Essential revisions:

The information that furin is the protease that cleaves the S1/S2 site of the virus is already known (Hofmann et al., Cell, 2020 , Walls et al., 2020. The previous work noted that SARS-CoV-2 contains a polybasic furin recognition site between the S1 and S2 subunits of the spike protein. In this current study, Anand et al. identified that in addition to the furin cleavage site, SARS-CoV-2 contains an 8-mer peptide that is identical to the furin cleavage site in the α subunit of ENaC located at the C-terminal end of the putative inhibitory segment. These results are striking as they seem to suggest that the virus has evolved to cleverly trick the cells by specifically mimicking an ion channel that is known to regulate salt and water in humans.

Hence, the authors should better stress the novelty of their paper, which resides in the correlation be-tween this cleavage site that is present only in SARS-CoV-2 (and not in other coronaviruses) and the ENAC-α, and by emphasizing the evolutionary aspects of their study in relation to the virus pandemics.

There is one particular section in the manuscript that authors should revise. In the third paragraph, the authors overstate the importance of the defined 8-mer peptide by citing a work that identified a premature stop codon in the middle of the 8-mer peptide that truncates the α subunit giving rise to a salt-wasting disease, PHA1. The phenotype is not due to the truncation of the 8-mer peptide but is more likely due to a lack of a formation of a functional ion channel.
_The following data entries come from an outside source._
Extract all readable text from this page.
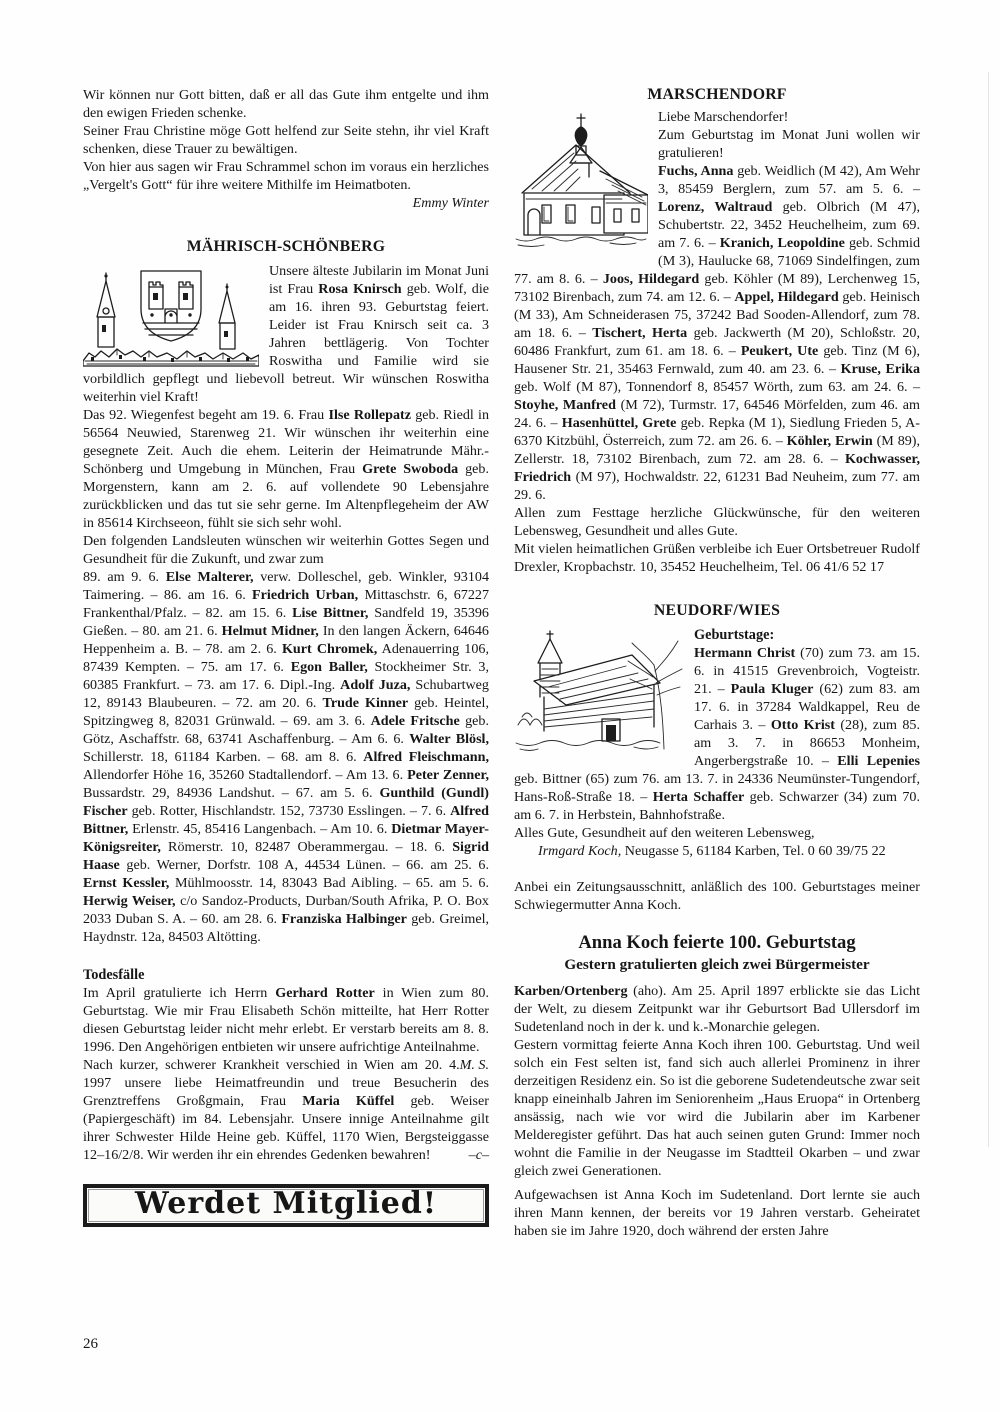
Wir können nur Gott bitten, daß er all das Gute ihm entgelte und ihm den ewigen Frieden schenke.

Seiner Frau Christine möge Gott helfend zur Seite stehn, ihr viel Kraft schenken, diese Trauer zu bewältigen.

Von hier aus sagen wir Frau Schrammel schon im voraus ein herzliches „Vergelt's Gott“ für ihre weitere Mithilfe im Heimatboten.

Emmy Winter

MÄHRISCH-SCHÖNBERG

Unsere älteste Jubilarin im Monat Juni ist Frau Rosa Knirsch geb. Wolf, die am 16. ihren 93. Geburtstag feiert. Leider ist Frau Knirsch seit ca. 3 Jahren bettlägerig. Von Tochter Roswitha und Familie wird sie vorbildlich gepflegt und liebevoll betreut. Wir wünschen Roswitha weiterhin viel Kraft!

Das 92. Wiegenfest begeht am 19. 6. Frau Ilse Rollepatz geb. Riedl in 56564 Neuwied, Starenweg 21. Wir wünschen ihr weiterhin eine gesegnete Zeit. Auch die ehem. Leiterin der Heimatrunde Mähr.-Schönberg und Umgebung in München, Frau Grete Swoboda geb. Morgenstern, kann am 2. 6. auf vollendete 90 Lebensjahre zurückblicken und das tut sie sehr gerne. Im Altenpflegeheim der AW in 85614 Kirchseeon, fühlt sie sich sehr wohl.

Den folgenden Landsleuten wünschen wir weiterhin Gottes Segen und Gesundheit für die Zukunft, und zwar zum

89. am 9. 6. Else Malterer, verw. Dolleschel, geb. Winkler, 93104 Taimering. – 86. am 16. 6. Friedrich Urban, Mittaschstr. 6, 67227 Frankenthal/Pfalz. – 82. am 15. 6. Lise Bittner, Sandfeld 19, 35396 Gießen. – 80. am 21. 6. Helmut Midner, In den langen Äckern, 64646 Heppenheim a. B. – 78. am 2. 6. Kurt Chromek, Adenauerring 106, 87439 Kempten. – 75. am 17. 6. Egon Baller, Stockheimer Str. 3, 60385 Frankfurt. – 73. am 17. 6. Dipl.-Ing. Adolf Juza, Schubartweg 12, 89143 Blaubeuren. – 72. am 20. 6. Trude Kinner geb. Heintel, Spitzingweg 8, 82031 Grünwald. – 69. am 3. 6. Adele Fritsche geb. Götz, Aschaffstr. 68, 63741 Aschaffenburg. – Am 6. 6. Walter Blösl, Schillerstr. 18, 61184 Karben. – 68. am 8. 6. Alfred Fleischmann, Allendorfer Höhe 16, 35260 Stadtallendorf. – Am 13. 6. Peter Zenner, Bussardstr. 29, 84936 Landshut. – 67. am 5. 6. Gunthild (Gundl) Fischer geb. Rotter, Hischlandstr. 152, 73730 Esslingen. – 7. 6. Alfred Bittner, Erlenstr. 45, 85416 Langenbach. – Am 10. 6. Dietmar Mayer-Königsreiter, Römerstr. 10, 82487 Oberammergau. – 18. 6. Sigrid Haase geb. Werner, Dorfstr. 108 A, 44534 Lünen. – 66. am 25. 6. Ernst Kessler, Mühlmoosstr. 14, 83043 Bad Aibling. – 65. am 5. 6. Herwig Weiser, c/o Sandoz-Products, Durban/South Afrika, P. O. Box 2033 Duban S. A. – 60. am 28. 6. Franziska Halbinger geb. Greimel, Haydnstr. 12a, 84503 Altötting.

Todesfälle

Im April gratulierte ich Herrn Gerhard Rotter in Wien zum 80. Geburtstag. Wie mir Frau Elisabeth Schön mitteilte, hat Herr Rotter diesen Geburtstag leider nicht mehr erlebt. Er verstarb bereits am 8. 8. 1996. Den Angehörigen entbieten wir unsere aufrichtige Anteilnahme.
M. S.

Nach kurzer, schwerer Krankheit verschied in Wien am 20. 4. 1997 unsere liebe Heimatfreundin und treue Besucherin des Grenztreffens Großgmain, Frau Maria Küffel geb. Weiser (Papiergeschäft) im 84. Lebensjahr. Unsere innige Anteilnahme gilt ihrer Schwester Hilde Heine geb. Küffel, 1170 Wien, Bergsteiggasse 12–16/2/8. Wir werden ihr ein ehrendes Gedenken bewahren!	–c–

Werdet Mitglied!
MARSCHENDORF

Liebe Marschendorfer!

Zum Geburtstag im Monat Juni wollen wir gratulieren!

Fuchs, Anna geb. Weidlich (M 42), Am Wehr 3, 85459 Berglern, zum 57. am 5. 6. – Lorenz, Waltraud geb. Olbrich (M 47), Schubertstr. 22, 3452 Heuchelheim, zum 69. am 7. 6. – Kranich, Leopoldine geb. Schmid (M 3), Haulucke 68, 71069 Sindelfingen, zum 77. am 8. 6. – Joos, Hildegard geb. Köhler (M 89), Lerchenweg 15, 73102 Birenbach, zum 74. am 12. 6. – Appel, Hildegard geb. Heinisch (M 33), Am Schneiderasen 75, 37242 Bad Sooden-Allendorf, zum 78. am 18. 6. – Tischert, Herta geb. Jackwerth (M 20), Schloßstr. 20, 60486 Frankfurt, zum 61. am 18. 6. – Peukert, Ute geb. Tinz (M 6), Hausener Str. 21, 35463 Fernwald, zum 40. am 23. 6. – Kruse, Erika geb. Wolf (M 87), Tonnendorf 8, 85457 Wörth, zum 63. am 24. 6. – Stoyhe, Manfred (M 72), Turmstr. 17, 64546 Mörfelden, zum 46. am 24. 6. – Hasenhüttel, Grete geb. Repka (M 1), Siedlung Frieden 5, A-6370 Kitzbühl, Österreich, zum 72. am 26. 6. – Köhler, Erwin (M 89), Zellerstr. 18, 73102 Birenbach, zum 72. am 28. 6. – Kochwasser, Friedrich (M 97), Hochwaldstr. 22, 61231 Bad Neuheim, zum 77. am 29. 6.

Allen zum Festtage herzliche Glückwünsche, für den weiteren Lebensweg, Gesundheit und alles Gute.

Mit vielen heimatlichen Grüßen verbleibe ich Euer Ortsbetreuer Rudolf Drexler, Kropbachstr. 10, 35452 Heuchelheim, Tel. 06 41/6 52 17

NEUDORF/WIES

Geburtstage:

Hermann Christ (70) zum 73. am 15. 6. in 41515 Grevenbroich, Vogteistr. 21. – Paula Kluger (62) zum 83. am 17. 6. in 37284 Waldkappel, Reu de Carhais 3. – Otto Krist (28), zum 85. am 3. 7. in 86653 Monheim, Angerbergstraße 10. – Elli Lepenies geb. Bittner (65) zum 76. am 13. 7. in 24336 Neumünster-Tungendorf, Hans-Roß-Straße 18. – Herta Schaffer geb. Schwarzer (34) zum 70. am 6. 7. in Herbstein, Bahnhofstraße.

Alles Gute, Gesundheit auf den weiteren Lebensweg,

Irmgard Koch, Neugasse 5, 61184 Karben, Tel. 0 60 39/75 22

Anbei ein Zeitungsausschnitt, anläßlich des 100. Geburtstages meiner Schwiegermutter Anna Koch.

Anna Koch feierte 100. Geburtstag
Gestern gratulierten gleich zwei Bürgermeister

Karben/Ortenberg (aho). Am 25. April 1897 erblickte sie das Licht der Welt, zu diesem Zeitpunkt war ihr Geburtsort Bad Ullersdorf im Sudetenland noch in der k. und k.-Monarchie gelegen.

Gestern vormittag feierte Anna Koch ihren 100. Geburtstag. Und weil solch ein Fest selten ist, fand sich auch allerlei Prominenz in ihrer derzeitigen Residenz ein. So ist die geborene Sudetendeutsche zwar seit knapp eineinhalb Jahren im Seniorenheim „Haus Eruopa“ in Ortenberg ansässig, nach wie vor wird die Jubilarin aber im Karbener Melderegister geführt. Das hat auch seinen guten Grund: Immer noch wohnt die Familie in der Neugasse im Stadtteil Okarben – und zwar gleich zwei Generationen.

Aufgewachsen ist Anna Koch im Sudetenland. Dort lernte sie auch ihren Mann kennen, der bereits vor 19 Jahren verstarb. Geheiratet haben sie im Jahre 1920, doch während der ersten Jahre

26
Overall, the Authors should thus make an effort to put their findings in the context of the published literature on the control of airway surface liquid (including Rossier and Stutts, 2009). They are right in stating that genetic truncation at the ENaC-α cleavage site causes aldosterone dysregulation in patients. However, it would be important to stress that the furin site is critical for the activation of ENaC. If this activation site is blocked by mimicry of the unique S1/S2 cleavage site, its likely consequence would be very low ENaC activity on the surface of the airways, compromising severely fluid reabsorption, which can explain an important lung phenotype observed in COVID19. The so called "wet lung" syndrome, that can occur in premature babies because ENaC is only fully expressed at the time of birth, should be mentioned to support this contention. The PHA Type 1 case described in Welzel et al., 2013, also supports the importance of the furin site for ENaC activation.

Additional issues:

1) The authors reported in Figure 2—figure supplement 5 ENaC expression in the proximal tubule, which is wrong as ENac is expressed only in the aldosterone sensitive distal nephron (ASDN) (Distal Convoluted Tubule DCT2, Connecting Tubule CNT and Collecting Duct CD).
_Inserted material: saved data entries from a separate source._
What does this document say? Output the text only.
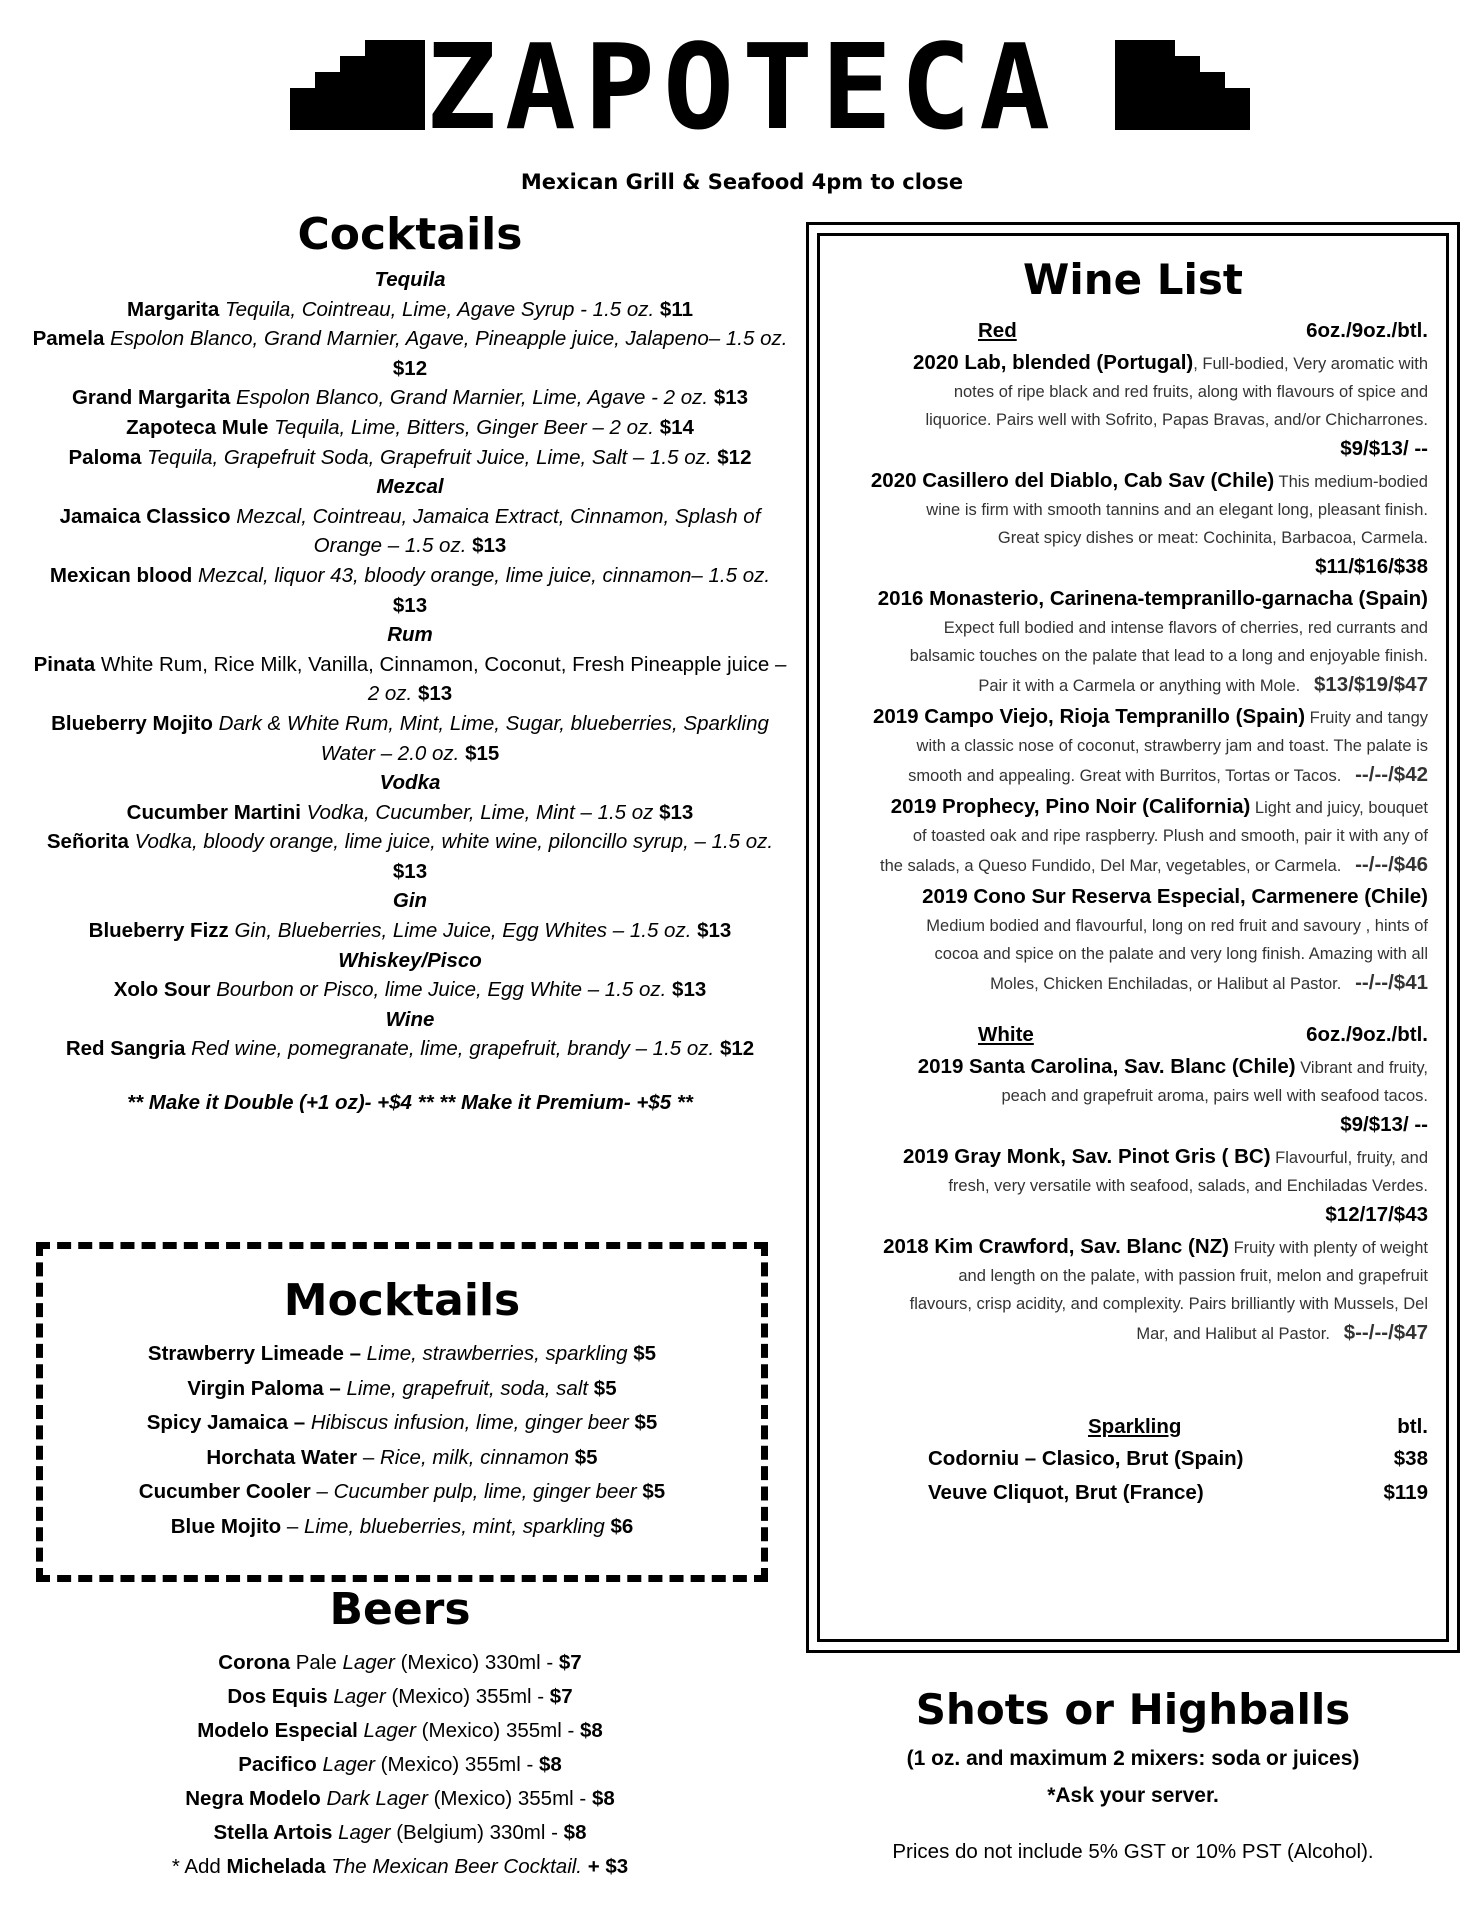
ZAPOTECA
Mexican Grill & Seafood 4pm to close
Cocktails
Tequila
Margarita Tequila, Cointreau, Lime, Agave Syrup - 1.5 oz. $11
Pamela Espolon Blanco, Grand Marnier, Agave, Pineapple juice, Jalapeno– 1.5 oz. $12
Grand Margarita Espolon Blanco, Grand Marnier, Lime, Agave - 2 oz. $13
Zapoteca Mule Tequila, Lime, Bitters, Ginger Beer – 2 oz. $14
Paloma Tequila, Grapefruit Soda, Grapefruit Juice, Lime, Salt – 1.5 oz. $12
Mezcal
Jamaica Classico Mezcal, Cointreau, Jamaica Extract, Cinnamon, Splash of Orange – 1.5 oz. $13
Mexican blood Mezcal, liquor 43, bloody orange, lime juice, cinnamon– 1.5 oz. $13
Rum
Pinata White Rum, Rice Milk, Vanilla, Cinnamon, Coconut, Fresh Pineapple juice – 2 oz. $13
Blueberry Mojito Dark & White Rum, Mint, Lime, Sugar, blueberries, Sparkling Water – 2.0 oz. $15
Vodka
Cucumber Martini Vodka, Cucumber, Lime, Mint – 1.5 oz $13
Señorita Vodka, bloody orange, lime juice, white wine, piloncillo syrup, – 1.5 oz. $13
Gin
Blueberry Fizz Gin, Blueberries, Lime Juice, Egg Whites – 1.5 oz. $13
Whiskey/Pisco
Xolo Sour Bourbon or Pisco, lime Juice, Egg White – 1.5 oz. $13
Wine
Red Sangria Red wine, pomegranate, lime, grapefruit, brandy – 1.5 oz. $12
** Make it Double (+1 oz)- +$4 ** ** Make it Premium- +$5 **
Mocktails
Strawberry Limeade – Lime, strawberries, sparkling $5
Virgin Paloma – Lime, grapefruit, soda, salt $5
Spicy Jamaica – Hibiscus infusion, lime, ginger beer $5
Horchata Water – Rice, milk, cinnamon $5
Cucumber Cooler – Cucumber pulp, lime, ginger beer $5
Blue Mojito – Lime, blueberries, mint, sparkling $6
Beers
Corona Pale Lager (Mexico) 330ml - $7
Dos Equis Lager (Mexico) 355ml - $7
Modelo Especial Lager (Mexico) 355ml - $8
Pacifico Lager (Mexico) 355ml - $8
Negra Modelo Dark Lager (Mexico) 355ml - $8
Stella Artois Lager (Belgium) 330ml - $8
* Add Michelada The Mexican Beer Cocktail. + $3
Wine List
Red	6oz./9oz./btl.
2020 Lab, blended (Portugal), Full-bodied, Very aromatic with
notes of ripe black and red fruits, along with flavours of spice and
liquorice. Pairs well with Sofrito, Papas Bravas, and/or Chicharrones.
$9/$13/ --
2020 Casillero del Diablo, Cab Sav (Chile) This medium-bodied
wine is firm with smooth tannins and an elegant long, pleasant finish.
Great spicy dishes or meat: Cochinita, Barbacoa, Carmela.
$11/$16/$38
2016 Monasterio, Carinena-tempranillo-garnacha (Spain)
Expect full bodied and intense flavors of cherries, red currants and
balsamic touches on the palate that lead to a long and enjoyable finish.
Pair it with a Carmela or anything with Mole. $13/$19/$47
2019 Campo Viejo, Rioja Tempranillo (Spain) Fruity and tangy
with a classic nose of coconut, strawberry jam and toast. The palate is
smooth and appealing. Great with Burritos, Tortas or Tacos. --/--/$42
2019 Prophecy, Pino Noir (California) Light and juicy, bouquet
of toasted oak and ripe raspberry. Plush and smooth, pair it with any of
the salads, a Queso Fundido, Del Mar, vegetables, or Carmela. --/--/$46
2019 Cono Sur Reserva Especial, Carmenere (Chile)
Medium bodied and flavourful, long on red fruit and savoury , hints of
cocoa and spice on the palate and very long finish. Amazing with all
Moles, Chicken Enchiladas, or Halibut al Pastor. --/--/$41
White	6oz./9oz./btl.
2019 Santa Carolina, Sav. Blanc (Chile) Vibrant and fruity,
peach and grapefruit aroma, pairs well with seafood tacos.
$9/$13/ --
2019 Gray Monk, Sav. Pinot Gris ( BC) Flavourful, fruity, and
fresh, very versatile with seafood, salads, and Enchiladas Verdes.
$12/17/$43
2018 Kim Crawford, Sav. Blanc (NZ) Fruity with plenty of weight
and length on the palate, with passion fruit, melon and grapefruit
flavours, crisp acidity, and complexity. Pairs brilliantly with Mussels, Del
Mar, and Halibut al Pastor. $--/--/$47
Sparkling	btl.
Codorniu – Clasico, Brut (Spain)	$38
Veuve Cliquot, Brut (France)	$119
Shots or Highballs
(1 oz. and maximum 2 mixers: soda or juices)
*Ask your server.
Prices do not include 5% GST or 10% PST (Alcohol).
2) References should be better placed and selected. For example in the second paragraph, last sentence: the structure of human ENaC (Noreng et al., 2018) should be cited here and not in the third paragraph where earlier work on structure by Vallet et al., 1997 or by Orce et al., 1980 should be cited.

3) The title is too generic and should mention ENaC rather than “a cleavable pulmonary renal peptide”.